Breaking stupid rules means getting smarter results: for you, your team and your company. That last point is key. Hacking work is not done with malicious intent, but to "save business from itself." It is done not only to help make your work easier, but to protect your company from its own inefficiencies by working around them—whether they be technical or relational inefficiencies, firewalls or power structures. When done right, it can fix a system that is broken and foster creativity among workers where there were once only obstacles. When done right, you're working better, faster and smarter, which in turn makes the company around you work better, faster and smarter.
And as we've seen from the examples above, your "company" can be much bigger than the where you go to work everyday. It can be an online community or, even a country. The authors also use the example of Iranians using Twitter and Facebook to document protests in their country as an instance of hacking work. But they don't stop there. Hacking work might just have been the kick in our collective evolutionary pants.

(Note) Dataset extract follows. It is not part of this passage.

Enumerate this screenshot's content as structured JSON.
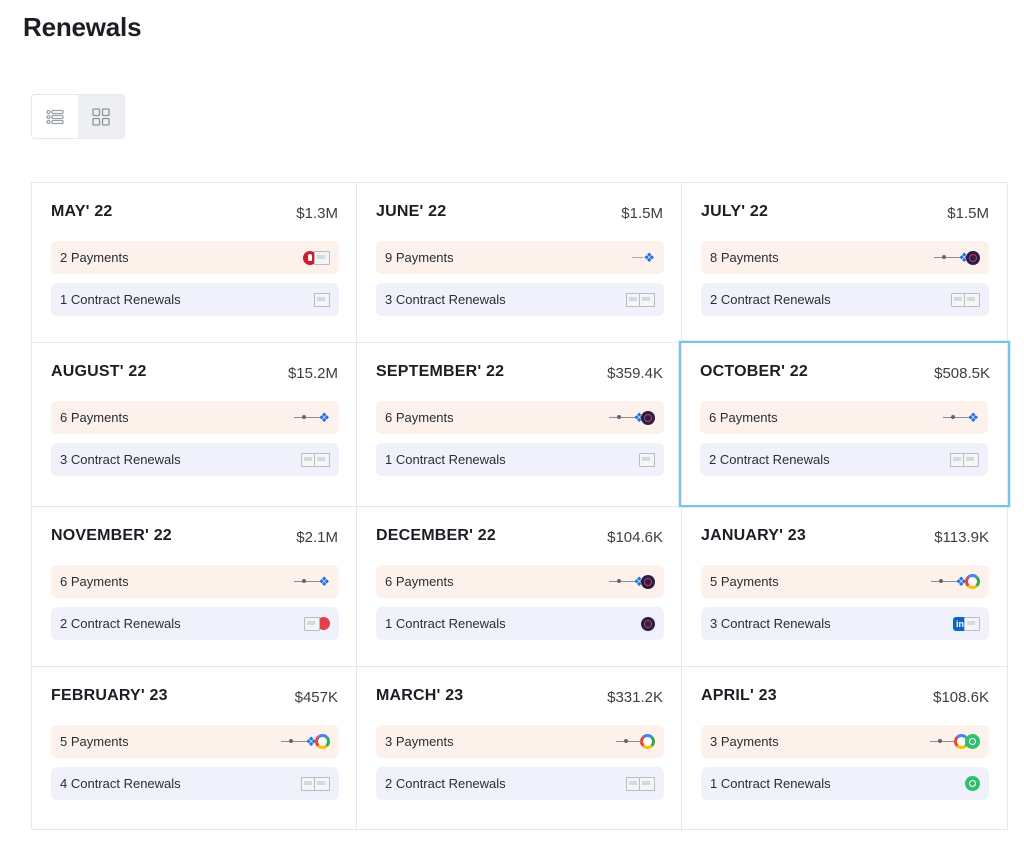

Agriculture was most likely a work hack: Instead of always roaming over the next hill every time the clan needed grain, someone cleverly figured out they could grow it closer to camp. Gronk, their leader, neither asked for nor approved this change. And his head of manufacturing—Club and Spear Guy—most certainly felt threatened. The clan's operations would have to change to meet the needs of of its new farmers.Harvard Business Review has called the book "one of the top ten breakthrough ideas for 2010," but as the authors note above, humans have been hacking work long before this year. And it all begins with three motives:
Curiosity: "I wonder what would happen if..." Imagination: "Gee, wouldn't it be cool if..." Drive: "I will not accept 'no.' There has got to be a better way!"
No one expects you to change the foundations of human social organization, but there is always a better way close at hand. So... how are you hacking work?